Yesterday, Ted Leonsis, owner of the Washington Wizards (NBA) and the Washington Capitals (NHL), announced that he has reached a non-binding agreement under which both teams would move to Alexandria, Virginia. Gov. Glenn Youngkin appeared with Leonsis to tout the relocation, for which the Commonwealth will make a major financial commitment.
The original owner of the two teams, Abe Pollin, moved them from Maryland to D.C.’s Chinatown neighborhood in 1997. The move transformed a deteriorating, crime-ridden part of town. New restaurants and bars flourished. The area became what Barry Svrluga of the Washington Post calls “a neighborhood that used to pulse with life even when the Caps and Wizards weren’t home.” (Emphasis added)
But the key words in the Svrluga quotation are the ones I emphasized — “used to.” The neighborhood surrounding the area has undergone a sharp decline in recent years. There’s an open-air drug market nearby. Homelessness is evident. Crime has spiked (as is the case throughout D.C.).
This decline isn’t the only reason why Leonsis approached Virginia about taking his teams there. But it likely played a significant role. As Svrluga puts it, the equation is more complex than, “‘The District’s going downhill, so the teams had to leave’, but damned if it doesn’t feel that way.”
It feels that way for good reason.
Left-liberals writing about Leonsis’ planned move blame the pandemic for the decline of the Chinatown area. During the pandemic, a great many workers who live outside of D.C. but whose jobs are in the city, started working remotely. After the pandemic, the federal government was extremely lenient in permitting its employees to continue working from home. As a result, there are many fewer people in the city when the workday ends.

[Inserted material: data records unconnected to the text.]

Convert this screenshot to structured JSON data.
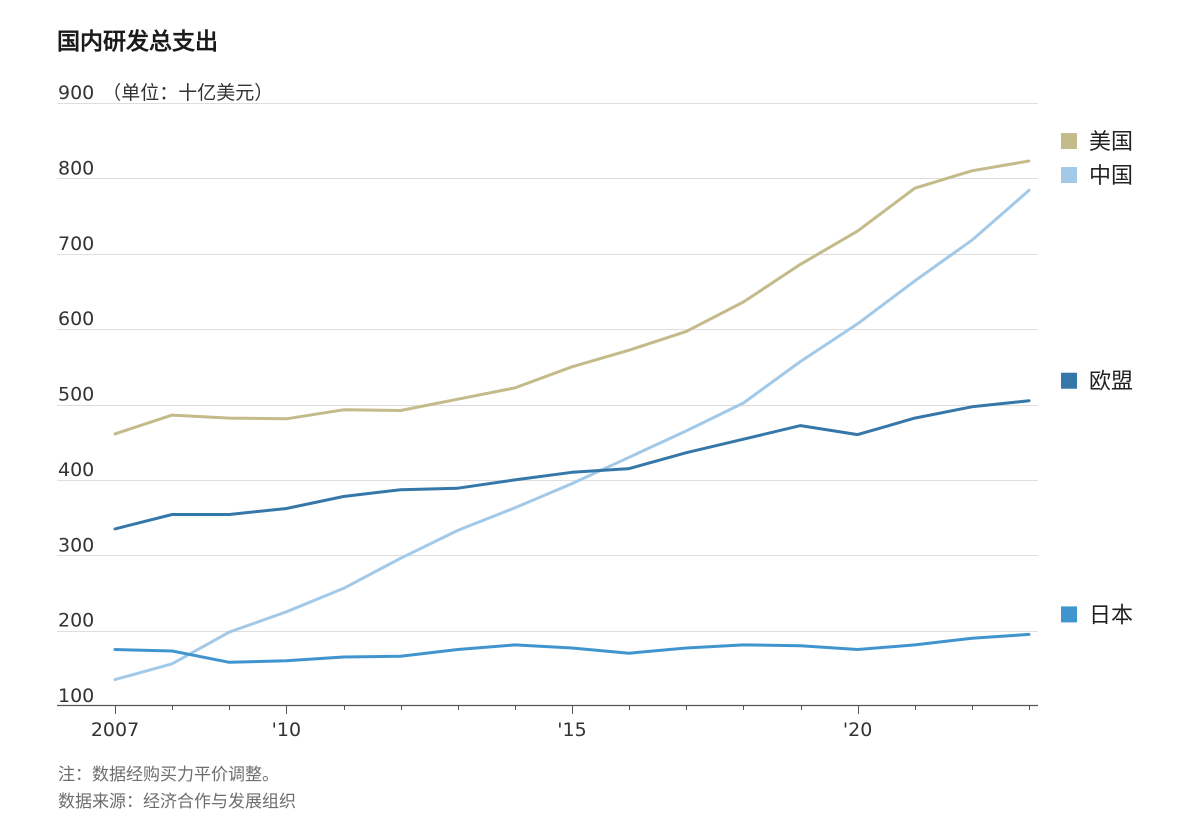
{
  "title": "国内研发总支出",
  "note": "注：数据经购买力平价调整。",
  "source": "数据来源：经济合作与发展组织",
  "chart_data": {
    "type": "line",
    "title": "国内研发总支出",
    "ylabel": "（单位：十亿美元）",
    "xlabel": "",
    "x": [
      2007,
      2008,
      2009,
      2010,
      2011,
      2012,
      2013,
      2014,
      2015,
      2016,
      2017,
      2018,
      2019,
      2020,
      2021,
      2022,
      2023
    ],
    "xlim": [
      2007,
      2023
    ],
    "ylim": [
      100,
      900
    ],
    "x_ticks": [
      {
        "value": 2007,
        "label": "2007"
      },
      {
        "value": 2010,
        "label": "'10"
      },
      {
        "value": 2015,
        "label": "'15"
      },
      {
        "value": 2020,
        "label": "'20"
      }
    ],
    "y_ticks": [
      {
        "value": 900,
        "label": "900"
      },
      {
        "value": 800,
        "label": "800"
      },
      {
        "value": 700,
        "label": "700"
      },
      {
        "value": 600,
        "label": "600"
      },
      {
        "value": 500,
        "label": "500"
      },
      {
        "value": 400,
        "label": "400"
      },
      {
        "value": 300,
        "label": "300"
      },
      {
        "value": 200,
        "label": "200"
      },
      {
        "value": 100,
        "label": "100"
      }
    ],
    "grid": true,
    "legend_placement": "right, labels at line ends",
    "series": [
      {
        "name": "美国",
        "color": "#c3bb8a",
        "values": [
          461,
          486,
          482,
          481,
          493,
          492,
          507,
          522,
          550,
          572,
          597,
          636,
          686,
          730,
          787,
          810,
          823
        ]
      },
      {
        "name": "中国",
        "color": "#a3c9e8",
        "values": [
          135,
          156,
          198,
          225,
          256,
          296,
          333,
          363,
          395,
          430,
          465,
          502,
          557,
          607,
          664,
          718,
          784
        ]
      },
      {
        "name": "欧盟",
        "color": "#3577a8",
        "values": [
          335,
          354,
          354,
          362,
          378,
          387,
          389,
          400,
          410,
          415,
          436,
          454,
          472,
          460,
          482,
          497,
          505
        ]
      },
      {
        "name": "日本",
        "color": "#4195cf",
        "values": [
          175,
          173,
          158,
          160,
          165,
          166,
          175,
          181,
          177,
          170,
          177,
          181,
          180,
          175,
          181,
          190,
          195
        ]
      }
    ]
  }
}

But people have always travelled far from where they work to attend sporting events and, if possible, to have a meal before or afterwards. They used to schlep in large numbers to the old Capital Centre in the wilds of Prince George’s, County, Maryland — hardly an area full of workers with lots of disposable income — to see the basketball and hockey teams.
Virginia expects, reasonably, that Caps and Wizards fans will schlep to Alexandria, even though they work and live elsewhere. And it expects, reasonably, that these fans will spend money on food and other entertainment in the area. In fact, the plan that Leonsis and Youngkin touted contemplates large scale development of that area, including a fan plaza, restaurants, offices and stores.
Build it, and normally they will come.
But people won’t come at night to an area riddled by homelessness, open drug use, and crime. Just yesterday night, I passed on a big high school basketball game between two great D.C. rivals — a matchup I’ve attended for years except during the pandemic — because it was played in a sketchy neighborhood.
Live basketball is great fun to watch. But watching live basketball isn’t worth being mugged or carjacked.
In my view, then, the key 2020 event in the decline of Chinatown wasn’t so much the pandemic as the death of George Floyd and the absurd reaction to it. In D.C., the “defund the police movement” amounted to a green light for the criminals who are keeping law-abiding folks off the street at night.
Thus, the blame for Chinatown’s decline lies with the D.C. City Council, the Biden-appointed federal prosecutor, and to a lesser extent the mayor for their notoriously soft-on-crime policies and practices. Blaming the pandemic is largely an evasion.
If Leonsis ends up moving his two teams, as now seems almost certain, the Chinatown neighborhood will continue to descend — perhaps to a state as bad as that which prevailed before the arena was built. Yes, Georgetown will probably keep playing its home basketball games (not much of an attraction these days) at the arena. There will be some concerts, horse shows, and the occasional monster truck extravaganza, as well.
But all of this won’t come close to making up for the dates vacated by the Caps and Wizards.
Some of the commentary about the move seems to assume that D.C. — the nation’s capital, after all — is entitled to host sports teams, or at least an NBA team given the city’s great affinity for basketball. Think again.
The basketball and hockey teams spent two decades in Maryland before moving to D.C. The football team has played its games in Maryland for more than 25 years. The entire D.C. area was without baseball for 35 long years.
Like every other jurisdiction in America, Washington, D.C. must compete to attract and retain businesses and taxpayers. Sure, D.C. has an enormous permanent industry — the federal government — but that’s not enough. Moreover, D.C. must even compete to keep some federal agencies from heading to the suburbs.
Every year is an audition. Washington, D.C., like so many other jurisdictions run by left-liberals (including neighboring Maryland), is failing its auditions. It is declining rapidly. And, as we can see from what’s almost certain to happen in Chinatown, the consequence of that decline will be more decline.